Educational resources and financial help will be provided to more needy students in China, as the country looks to promote equality in education.
The move aims to gradually narrow the rural-urban and regional gap in the education sector by using information technology, according to the Communist Party of China (CPC) Central Committee's decision on major issues concerning comprehensively deepening reforms, released on Friday.
The decision was approved at the close of the Third Plenary Session of the 18th CPC Central Committee on Tuesday.
China will balance the allocation of resources in urban and rural areas and build standardized public schools.
Educational authorities will be told to no longer classify schools as key or non-key institutions, which enjoy imbalanced resources. Key classes will no longer be allowed.
Vocational education will be further established, according to the document.
Skilled and talented workers will be better developed, and reforms in pre-school, special and further education will be promoted.
There will also be changes to the college examination system, which has been an exam Chinese educational authorities have used to evaluate students over the past 30-plus years.

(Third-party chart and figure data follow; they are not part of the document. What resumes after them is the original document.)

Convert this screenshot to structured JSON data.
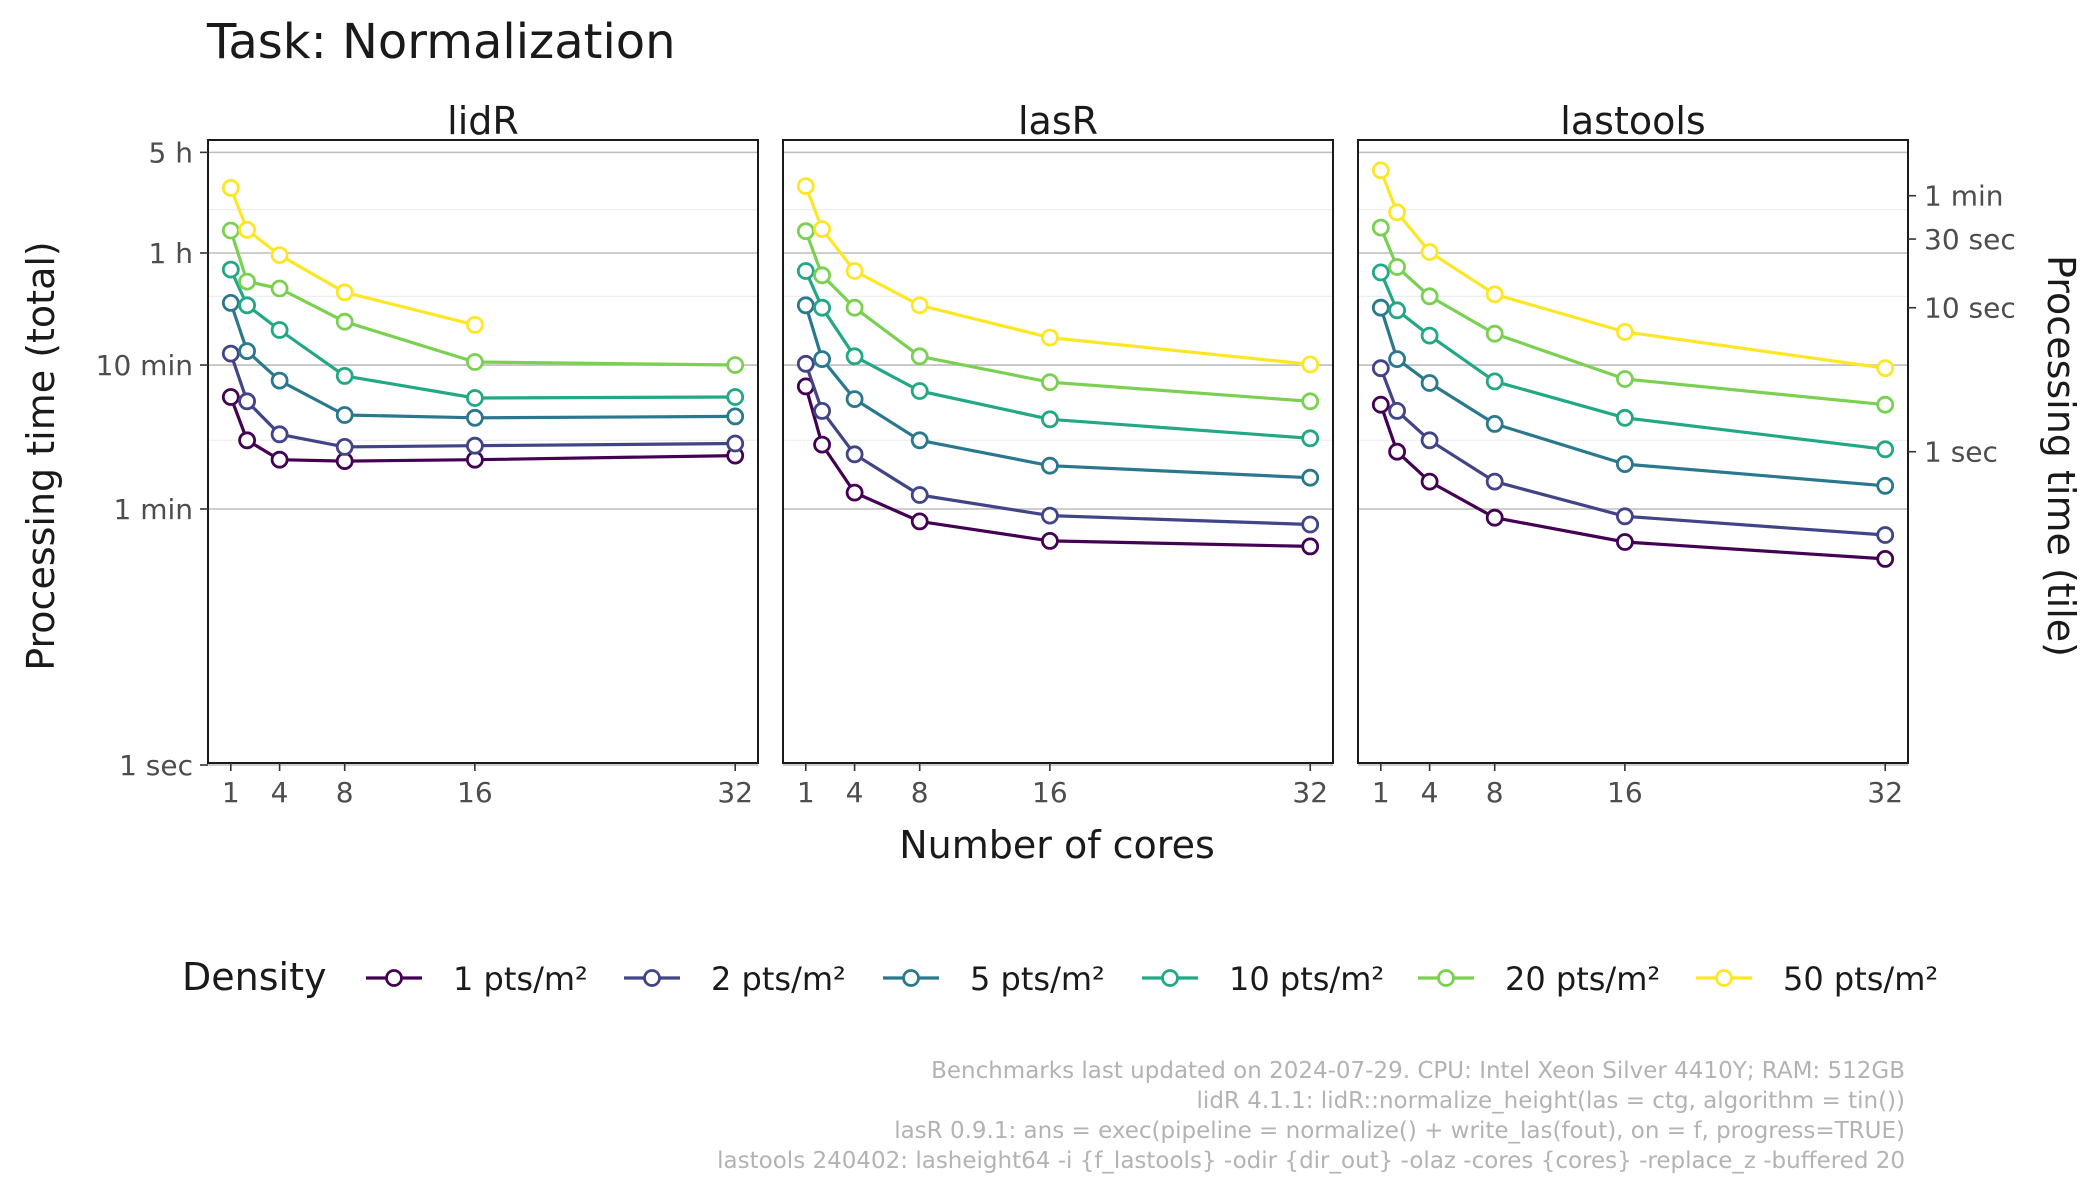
{
  "chart_data": {
    "type": "line",
    "title": "Task: Normalization",
    "xlabel": "Number of cores",
    "ylabel_left": "Processing time (total)",
    "ylabel_right": "Processing time (tile)",
    "y_scale": "log",
    "x_ticks": [
      1,
      4,
      8,
      16,
      32
    ],
    "y_ticks_left": [
      "5 h",
      "1 h",
      "10 min",
      "1 min",
      "1 sec"
    ],
    "y_ticks_right": [
      "1 min",
      "30 sec",
      "10 sec",
      "1 sec"
    ],
    "legend_title": "Density",
    "legend_position": "bottom",
    "grid": true,
    "facets": [
      {
        "name": "lidR",
        "series": [
          {
            "name": "1 pts/m²",
            "x": [
              1,
              2,
              4,
              8,
              16,
              32
            ],
            "y_minutes": [
              6.0,
              3.0,
              2.2,
              2.15,
              2.2,
              2.35
            ]
          },
          {
            "name": "2 pts/m²",
            "x": [
              1,
              2,
              4,
              8,
              16,
              32
            ],
            "y_minutes": [
              12.0,
              5.6,
              3.3,
              2.7,
              2.75,
              2.85
            ]
          },
          {
            "name": "5 pts/m²",
            "x": [
              1,
              2,
              4,
              8,
              16,
              32
            ],
            "y_minutes": [
              27.0,
              12.5,
              7.8,
              4.5,
              4.3,
              4.4
            ]
          },
          {
            "name": "10 pts/m²",
            "x": [
              1,
              2,
              4,
              8,
              16,
              32
            ],
            "y_minutes": [
              46.0,
              26.0,
              17.5,
              8.4,
              5.9,
              6.0
            ]
          },
          {
            "name": "20 pts/m²",
            "x": [
              1,
              2,
              4,
              8,
              16,
              32
            ],
            "y_minutes": [
              86.0,
              38.0,
              34.0,
              20.0,
              10.5,
              10.0
            ]
          },
          {
            "name": "50 pts/m²",
            "x": [
              1,
              2,
              4,
              8,
              16
            ],
            "y_minutes": [
              170.0,
              87.0,
              58.0,
              32.0,
              19.0
            ]
          }
        ]
      },
      {
        "name": "lasR",
        "series": [
          {
            "name": "1 pts/m²",
            "x": [
              1,
              2,
              4,
              8,
              16,
              32
            ],
            "y_minutes": [
              7.1,
              2.8,
              1.3,
              0.82,
              0.6,
              0.55
            ]
          },
          {
            "name": "2 pts/m²",
            "x": [
              1,
              2,
              4,
              8,
              16,
              32
            ],
            "y_minutes": [
              10.2,
              4.8,
              2.4,
              1.25,
              0.9,
              0.78
            ]
          },
          {
            "name": "5 pts/m²",
            "x": [
              1,
              2,
              4,
              8,
              16,
              32
            ],
            "y_minutes": [
              26.0,
              11.0,
              5.8,
              3.0,
              2.0,
              1.65
            ]
          },
          {
            "name": "10 pts/m²",
            "x": [
              1,
              2,
              4,
              8,
              16,
              32
            ],
            "y_minutes": [
              45.0,
              25.0,
              11.5,
              6.6,
              4.2,
              3.1
            ]
          },
          {
            "name": "20 pts/m²",
            "x": [
              1,
              2,
              4,
              8,
              16,
              32
            ],
            "y_minutes": [
              85.0,
              42.0,
              25.0,
              11.5,
              7.6,
              5.6
            ]
          },
          {
            "name": "50 pts/m²",
            "x": [
              1,
              2,
              4,
              8,
              16,
              32
            ],
            "y_minutes": [
              175.0,
              88.0,
              45.0,
              26.0,
              15.5,
              10.1
            ]
          }
        ]
      },
      {
        "name": "lastools",
        "series": [
          {
            "name": "1 pts/m²",
            "x": [
              1,
              2,
              4,
              8,
              16,
              32
            ],
            "y_minutes": [
              5.3,
              2.5,
              1.55,
              0.87,
              0.59,
              0.45
            ]
          },
          {
            "name": "2 pts/m²",
            "x": [
              1,
              2,
              4,
              8,
              16,
              32
            ],
            "y_minutes": [
              9.5,
              4.8,
              3.0,
              1.55,
              0.89,
              0.66
            ]
          },
          {
            "name": "5 pts/m²",
            "x": [
              1,
              2,
              4,
              8,
              16,
              32
            ],
            "y_minutes": [
              25.0,
              11.0,
              7.5,
              3.9,
              2.05,
              1.45
            ]
          },
          {
            "name": "10 pts/m²",
            "x": [
              1,
              2,
              4,
              8,
              16,
              32
            ],
            "y_minutes": [
              44.0,
              24.0,
              16.0,
              7.7,
              4.3,
              2.6
            ]
          },
          {
            "name": "20 pts/m²",
            "x": [
              1,
              2,
              4,
              8,
              16,
              32
            ],
            "y_minutes": [
              90.0,
              48.0,
              30.0,
              16.5,
              8.0,
              5.3
            ]
          },
          {
            "name": "50 pts/m²",
            "x": [
              1,
              2,
              4,
              8,
              16,
              32
            ],
            "y_minutes": [
              225.0,
              115.0,
              61.0,
              31.0,
              17.0,
              9.5
            ]
          }
        ]
      }
    ],
    "colors": [
      "#440154",
      "#414487",
      "#2a788e",
      "#22a884",
      "#7ad151",
      "#fde725"
    ],
    "caption": [
      "Benchmarks last updated on 2024-07-29. CPU: Intel Xeon Silver 4410Y; RAM: 512GB",
      "lidR 4.1.1: lidR::normalize_height(las = ctg, algorithm = tin())",
      "lasR 0.9.1: ans = exec(pipeline = normalize() + write_las(fout), on = f, progress=TRUE)",
      "lastools 240402: lasheight64 -i {f_lastools} -odir {dir_out} -olaz -cores {cores} -replace_z -buffered 20"
    ]
  }
}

According to the document, China will examine a multi-evaluation system so schools do not just enrol students based on test performance.
More autonomy will be given to school authorities in running schools.
There will be fewer examination subjects. Efforts will be made to cultivate all-round students, according to the document.
Social organizations will be entrusted to carry out education evaluations.
Currently, the quality of education is largely evaluated by educational authorities and only a few universities have the right to independently recruit.
"Reform in the education sector meets the needs of both students and the development of China's higher education," said Xiong Bingqi, deputy head of the 21st Century Education Research Institute.
"Students' overall evaluation should be listed as references in college admissions," said Chu Chaohui, a researcher with the National Institute of Education Sciences, adding that more transparency is needed during college independent recruitment.